La porte se referma brusquement et le vieil homme disparut. L’infirmière adressa un sourire consterné à Adrien et lui souhaita une bonne journée avant de s’éclipser. Le jeune homme resta seul dans le silence, à fixer le plafond. Quelques reflets causés par le soleil se promenaient sur la surface immaculée, transformant le luminaire suspendu en vaguelettes diffuses et éblouissantes.

On toqua à la porte, trois coups secs et concis.

— Entrez… soupira Adrien en s’attendant à voir entrer l’un de ces innombrables médecins prêts à prédire sa mort rien qu’en touchant ses cheveux.

Le pan coulissant ne laissa cependant entrevoir ni blouse blanche ni chariot rempli de divers produits, mais un sweat-shirt rouge bordeaux.

— Salut.

La voix était celle d’Alexis. Ce dernier s’avança au chevet d’Adrien et posa sa veste sur le coin de la tête de lit.

— Salut, souffla doucement en retour le convalescent.

Un long silence s’installa entre les deux jeunes hommes. La colère et la gêne s’entremêlaient dans une atmosphère pesante. La tension qui régnait entre eux ne se dissipa nullement lorsqu’Adrien engagea la conversation.

— Tu vas bien ?

— Super.

Affecté par le ton glacial de son ami, le malade hésita un temps à continuer l’échange.

— Qu’est-ce que tu fais là ?

— Je te demande pardon ?

Alexis se tourna vers lui et planta son regard polaire dans celui de l’artiste. Ce dernier déglutit avec difficulté, son malaise s’accentuait de seconde en seconde.

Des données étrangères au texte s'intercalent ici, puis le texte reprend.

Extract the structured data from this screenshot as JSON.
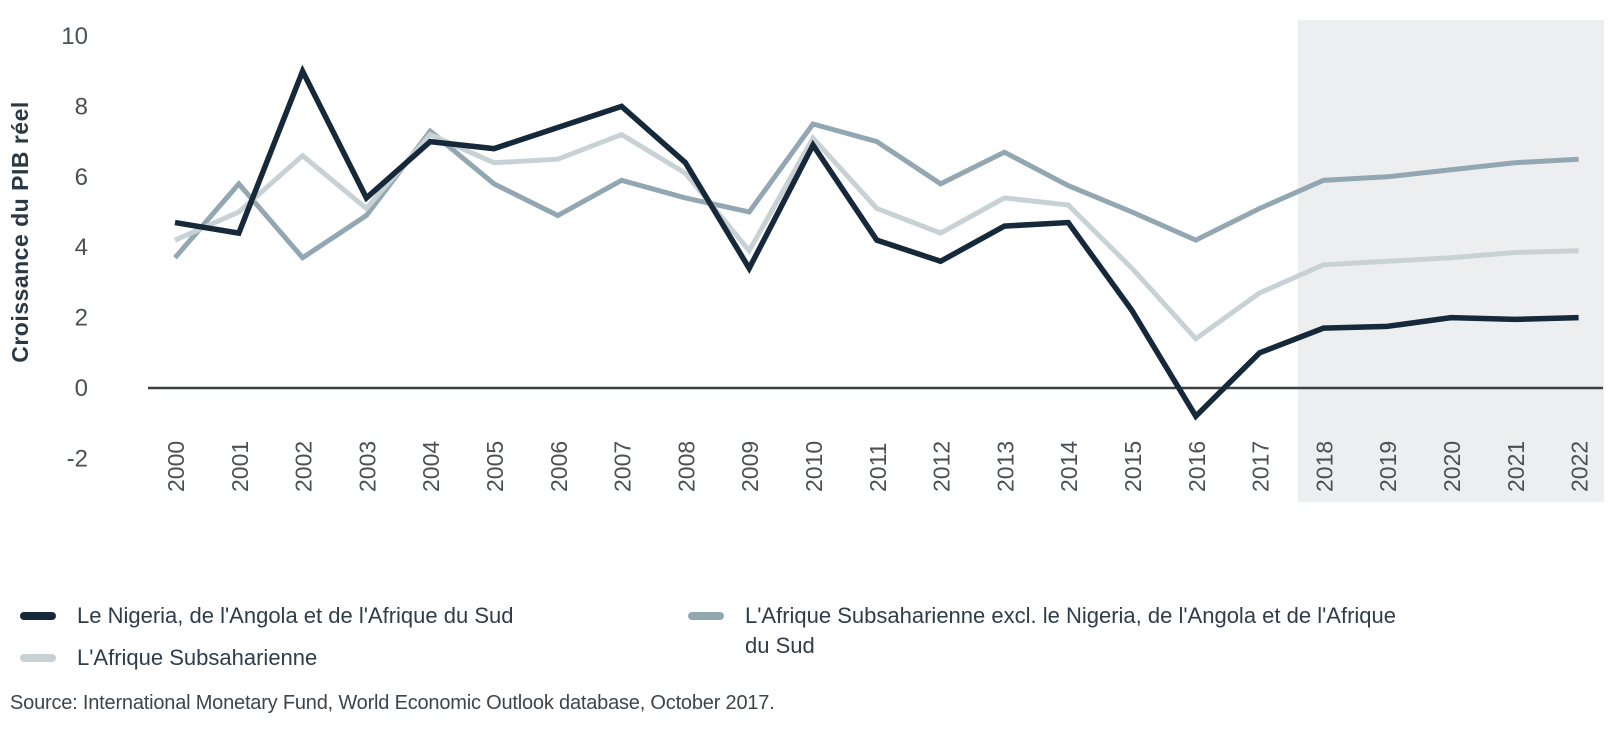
{
  "chart_data": {
    "type": "line",
    "title": "",
    "xlabel": "",
    "ylabel": "Croissance du PIB réel",
    "x": [
      2000,
      2001,
      2002,
      2003,
      2004,
      2005,
      2006,
      2007,
      2008,
      2009,
      2010,
      2011,
      2012,
      2013,
      2014,
      2015,
      2016,
      2017,
      2018,
      2019,
      2020,
      2021,
      2022
    ],
    "series": [
      {
        "name": "Le Nigeria, de l'Angola et de l'Afrique du Sud",
        "color": "#16293a",
        "stroke_width": 5.5,
        "values": [
          4.7,
          4.4,
          9.0,
          5.4,
          7.0,
          6.8,
          7.4,
          8.0,
          6.4,
          3.4,
          6.9,
          4.2,
          3.6,
          4.6,
          4.7,
          2.2,
          -0.8,
          1.0,
          1.7,
          1.75,
          2.0,
          1.95,
          2.0
        ]
      },
      {
        "name": "L'Afrique Subsaharienne",
        "color": "#c8d2d5",
        "stroke_width": 5,
        "values": [
          4.2,
          5.0,
          6.6,
          5.1,
          7.2,
          6.4,
          6.5,
          7.2,
          6.1,
          3.9,
          7.1,
          5.1,
          4.4,
          5.4,
          5.2,
          3.4,
          1.4,
          2.7,
          3.5,
          3.6,
          3.7,
          3.85,
          3.9
        ]
      },
      {
        "name": "L'Afrique Subsaharienne excl. le Nigeria, de l'Angola et de l'Afrique du Sud",
        "color": "#92a7b2",
        "stroke_width": 5,
        "values": [
          3.7,
          5.8,
          3.7,
          4.9,
          7.3,
          5.8,
          4.9,
          5.9,
          5.4,
          5.0,
          7.5,
          7.0,
          5.8,
          6.7,
          5.75,
          5.0,
          4.2,
          5.1,
          5.9,
          6.0,
          6.2,
          6.4,
          6.5
        ]
      }
    ],
    "yticks": [
      10,
      8,
      6,
      4,
      2,
      0,
      -2
    ],
    "ylim": [
      -2.8,
      10.5
    ],
    "grid": false,
    "zero_line": true,
    "legend_position": "bottom",
    "forecast_band": {
      "x_start": 2017.6,
      "x_end": 2022.4,
      "color": "#edeef0"
    }
  },
  "axis": {
    "y_title": "Croissance du PIB réel"
  },
  "legend": {
    "items": [
      {
        "label": "Le Nigeria, de l'Angola et de l'Afrique du Sud",
        "color": "#16293a"
      },
      {
        "label": "L'Afrique Subsaharienne",
        "color": "#c8d2d5"
      },
      {
        "label": "L'Afrique Subsaharienne excl. le Nigeria, de l'Angola et de l'Afrique du Sud",
        "color": "#92a7b2"
      }
    ]
  },
  "source": "Source: International Monetary Fund, World Economic Outlook database, October 2017.",
  "colors": {
    "zero_line": "#3d4043",
    "tick_label": "#4b5056",
    "axis_title": "#2b3945",
    "background": "#ffffff"
  }
}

— C’est une vraie question ? cracha pratiquement le plus maladroit.

— Je… euh…

— Dis rien, j’ai même pas envie de savoir.

Adrien referma sa bouche et détourna les yeux. Il n’était pas prêt à affronter les foudres de son ami, il préférait donc laisser un silence s’installer entre eux. Il fut néanmoins surpris lorsque Alexis reprit la parole d’une voix tremblante de colère.

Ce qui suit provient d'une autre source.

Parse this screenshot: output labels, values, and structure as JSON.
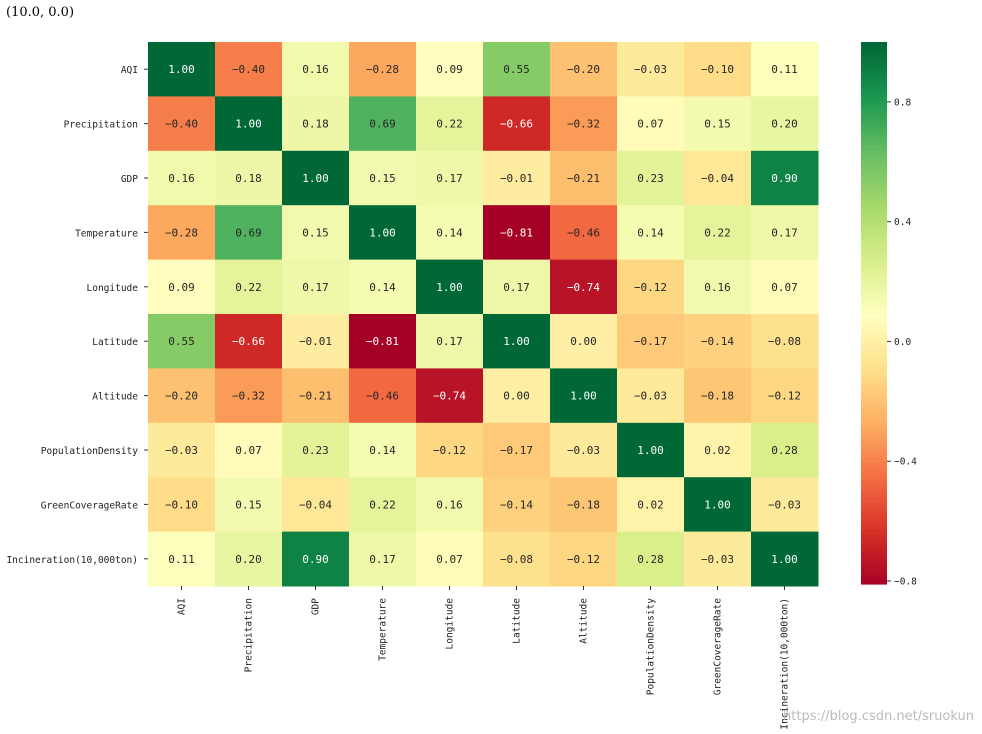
{
  "output_text": "(10.0, 0.0)",
  "watermark": "https://blog.csdn.net/sruokun",
  "chart_data": {
    "type": "heatmap",
    "title": "",
    "colormap": "RdYlGn",
    "vmin": -0.81,
    "vmax": 1.0,
    "row_labels": [
      "AQI",
      "Precipitation",
      "GDP",
      "Temperature",
      "Longitude",
      "Latitude",
      "Altitude",
      "PopulationDensity",
      "GreenCoverageRate",
      "Incineration(10,000ton)"
    ],
    "col_labels": [
      "AQI",
      "Precipitation",
      "GDP",
      "Temperature",
      "Longitude",
      "Latitude",
      "Altitude",
      "PopulationDensity",
      "GreenCoverageRate",
      "Incineration(10,000ton)"
    ],
    "values": [
      [
        1.0,
        -0.4,
        0.16,
        -0.28,
        0.09,
        0.55,
        -0.2,
        -0.03,
        -0.1,
        0.11
      ],
      [
        -0.4,
        1.0,
        0.18,
        0.69,
        0.22,
        -0.66,
        -0.32,
        0.07,
        0.15,
        0.2
      ],
      [
        0.16,
        0.18,
        1.0,
        0.15,
        0.17,
        -0.01,
        -0.21,
        0.23,
        -0.04,
        0.9
      ],
      [
        -0.28,
        0.69,
        0.15,
        1.0,
        0.14,
        -0.81,
        -0.46,
        0.14,
        0.22,
        0.17
      ],
      [
        0.09,
        0.22,
        0.17,
        0.14,
        1.0,
        0.17,
        -0.74,
        -0.12,
        0.16,
        0.07
      ],
      [
        0.55,
        -0.66,
        -0.01,
        -0.81,
        0.17,
        1.0,
        0.0,
        -0.17,
        -0.14,
        -0.08
      ],
      [
        -0.2,
        -0.32,
        -0.21,
        -0.46,
        -0.74,
        0.0,
        1.0,
        -0.03,
        -0.18,
        -0.12
      ],
      [
        -0.03,
        0.07,
        0.23,
        0.14,
        -0.12,
        -0.17,
        -0.03,
        1.0,
        0.02,
        0.28
      ],
      [
        -0.1,
        0.15,
        -0.04,
        0.22,
        0.16,
        -0.14,
        -0.18,
        0.02,
        1.0,
        -0.03
      ],
      [
        0.11,
        0.2,
        0.9,
        0.17,
        0.07,
        -0.08,
        -0.12,
        0.28,
        -0.03,
        1.0
      ]
    ],
    "colorbar_ticks": [
      0.8,
      0.4,
      0.0,
      -0.4,
      -0.8
    ],
    "colorbar_tick_labels": [
      "0.8",
      "0.4",
      "0.0",
      "−0.4",
      "−0.8"
    ]
  }
}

— Pourquoi tu ne m’as rien dit ?

— De quoi tu parles ?

— Tu sais très bien de quoi je parle ! De ça ! s’écria le jeune homme en désignant la chambre d’hôpital d’un large geste.

— Qu’est-ce que tu voulais que je te dise ? souffla le convalescent.

— Je sais pas moi, n’importe quoi ! Dans ce genre de situation, les amis sont censés se PARLER !

— C’est sûr, j’avais juste à me ramener tranquillement et te dire : "Yo mon pote ! J’ai envie de crever et je déteste ma vie ! On se retrouve au Paradis, je vais aller avaler des tas de médocs en attendant !"

Alexis serra les poings, piqué au vif.

— C’est déjà mieux que de découvrir que son meilleur ami a fait une tentative de suicide alors qu’on n’était même pas au courant qu’il allait mal !

— Me mets pas tout sur le dos.

— Pardon ?

— T’aurais pu voir que j’allais mal ! T’aurais pu le remarquer ! Mais non, tu étais bien trop concentré sur tes propres problèmes pour voir que moi je souffrais en silence. Alors ne te fais pas passer pour la victime.

Blessé, le maladroit recula instinctivement face au regard ardent de l’artiste.

— Et comment j’aurais pu voir que tu souffrais ? demanda-t-il après un temps.

— J’en sais rien. En observant peut-être. Si tu tenais vraiment à moi, tu l’aurais forcément vu !

Pour Alexis, ce fut la goutte qui fit déborder le vase. Il bondit sur ses pieds, les larmes aux yeux.

— Comment tu peux dire ça ?! Tu te fiches de ce que je ressens ou quoi ? Tu sais ce que ça m’a fait d’apprendre que mon meilleur ami venait de faire une tentative de suicide et que je n’étais même pas au courant qu’il avait des problèmes ?! C’est vrai, j’aurais dû mieux interpréter tous ces regards tristes et ces pauvres sourires que tu avais parfois, mais je t’interdis de dire que je ne tiens pas à toi ! Merde Adrien, je suis dingue de toi, je t’aime !

Silence.

Un long blanc accueillit cette déclaration. Légèrement haletant, Alexis appréhendait la réaction du convalescent en tremblant. Il n’osait pas croiser son regard. La voix d’Adrien claqua comme un coup de fouet, comme une sentence de mort au cœur du jeune homme.

— Je ne tomberai jamais amoureux de toi. Je ne pourrai jamais t’aimer.